The CLN3 gene therapy candidate is the subject of another Phase I/II trial (NCT03770572), in which three patients had been dosed in the low-dose group, “with no serious adverse events after up to 5 months following a single administration of AAV9-CLN3 gene therapy,” Amicus said in the Form 10-Q,
Amicus’ gene therapy pipeline includes two additional Nationwide/Ohio State-originated Batten disease gene therapy candidates, both in preclinical phases: One for CLN8 Batten disease, and one for CLN1 Batten.
“We look forward to embedding our Amicus team and other strategic partners in the tech transfer process to Thermo Fisher, and to further augmenting our manufacturing capabilities and partnerships across our entire gene therapy portfolio,” Crowley added.
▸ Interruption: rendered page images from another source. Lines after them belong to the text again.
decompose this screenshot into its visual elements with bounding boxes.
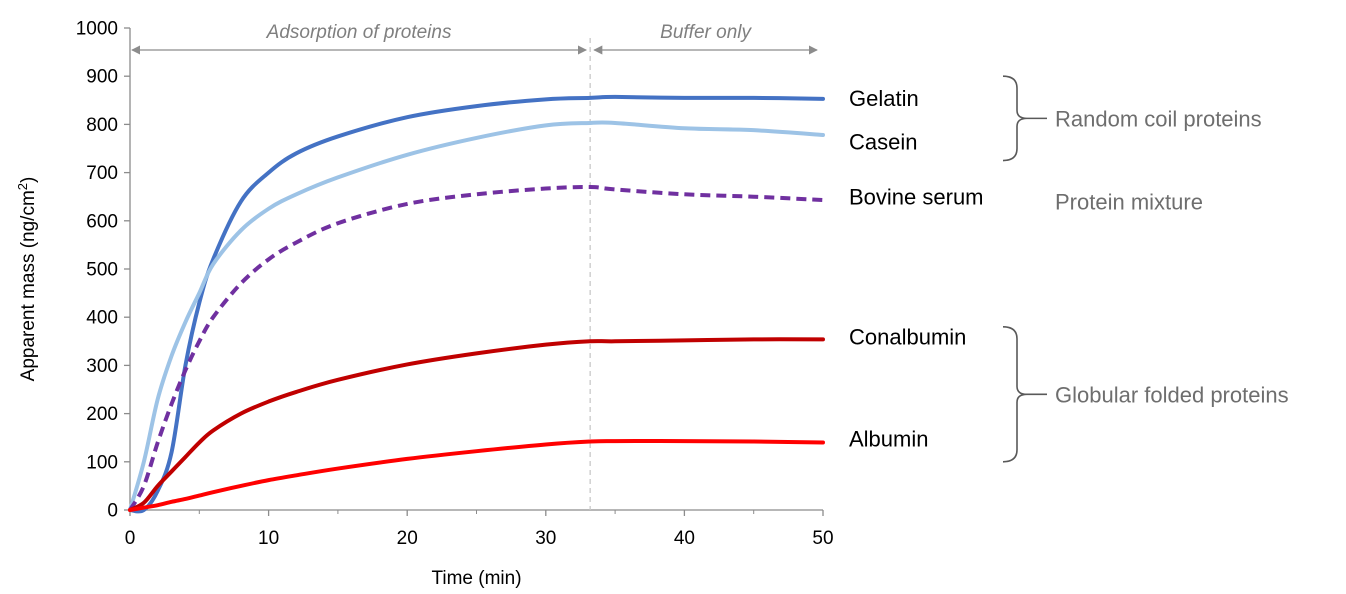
y-tick-label: 900	[86, 67, 118, 88]
x-tick-label: 40	[674, 528, 695, 549]
series-label-albumin: Albumin	[849, 427, 928, 452]
x-tick-label: 30	[535, 528, 556, 549]
series-label-gelatin: Gelatin	[849, 86, 919, 111]
x-tick-label: 20	[397, 528, 418, 549]
group-label: Globular folded proteins	[1055, 382, 1289, 407]
series-lines	[128, 94, 825, 514]
group-bracket	[1002, 75, 1028, 162]
y-tick-label: 0	[107, 501, 118, 522]
group-label: Protein mixture	[1055, 190, 1203, 215]
phase-annotations: Adsorption of proteins Buffer only	[131, 22, 818, 510]
series-labels: Gelatin Casein Bovine serum Conalbumin Album…	[849, 86, 984, 452]
x-tick-label: 10	[258, 528, 279, 549]
y-tick-label: 800	[86, 115, 118, 136]
x-tick-label: 50	[812, 528, 833, 549]
axes: 0 100 200 300 400 500 600 700 800 900 1000 0 10 20 30 4…	[76, 19, 834, 550]
y-tick-label: 400	[86, 308, 118, 329]
series-line-albumin	[128, 439, 825, 512]
series-line-bovine-serum	[128, 185, 824, 512]
phase-label: Adsorption of proteins	[266, 22, 452, 43]
series-label-casein: Casein	[849, 129, 917, 154]
y-tick-label: 1000	[76, 19, 118, 40]
y-tick-label: 300	[86, 356, 118, 377]
y-tick-label: 100	[86, 452, 118, 473]
series-label-bovine-serum: Bovine serum	[849, 185, 984, 210]
series-label-conalbumin: Conalbumin	[849, 324, 966, 349]
y-axis-title: Apparent mass (ng/cm2)	[15, 177, 40, 382]
x-tick-label: 0	[125, 528, 136, 549]
phase-label: Buffer only	[660, 22, 752, 43]
group-annotations: Random coil proteins Protein mixture Globu…	[1002, 75, 1289, 463]
x-axis-title: Time (min)	[431, 568, 521, 589]
series-line-gelatin	[128, 94, 825, 514]
y-tick-label: 200	[86, 404, 118, 425]
series-line-conalbumin	[128, 337, 825, 512]
group-label: Random coil proteins	[1055, 106, 1262, 131]
y-tick-label: 500	[86, 260, 118, 281]
y-tick-label: 700	[86, 163, 118, 184]
y-tick-label: 600	[86, 211, 118, 232]
series-line-casein	[128, 120, 825, 512]
group-bracket	[1002, 326, 1028, 463]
Two gene therapy cornerstones
The acquisition of Celenex and Nationwide/Ohio gene therapy programs was one of two cornerstones of Amicus’ gene therapy portfolio. The other is Amicus’ ongoing collaboration with the Perelman School of Medicine at the University of Pennsylvania (Penn).
On May 29, Amicus and Penn Perelman announced a major expansion of the collaboration they launched in October 2018. The partners expanded their rare genetic disease programs from three to six, adding programs in NPC as well as Pompe disease, Fabry disease, CDKL5 deficiency disorder (CDD), Mucopolysaccharidosis Type IIIB (MPS IIIB), as well as a next generation program in Mucopolysaccharidosis Type IIIA (MPS IIIA), both also known as part of Sanfillipo Syndrome.
Through a discovery research agreement, Amicus also obtained exclusive disease-specific access to rights to collaborate with Penn’s Gene Therapy Program (GTP), whose director is pioneer researcher James M, Wilson, MD, PhD, to develop potentially disruptive new gene therapy platform technologies and programs for the majority of lysosomal disorders and 12 additional rare diseases.
The additional rare diseases include Rett Syndrome, Angelman Syndrome, Myotonic Dystrophy and select other muscular dystrophies. Terms of the expansion agreement include a $10 million annual investment from Amicus, each year for five years, into GTP’s discovery research program, with the ability to extend.
Wilson is clinical development editor of Human Gene Therapy, a journal published by GEN publisher Mary Ann Liebert, Inc.
Amicus is also expanding its gene therapy development through the Global Research and Gene Therapy Center of Excellence the company plans to open later this year within Philadelphia’s uCity Square. Up to 200 employees are eventually expected to be based at the new Center, which will occupy 75,000 square feet of office and lab space over three floors at 3675 Market Street.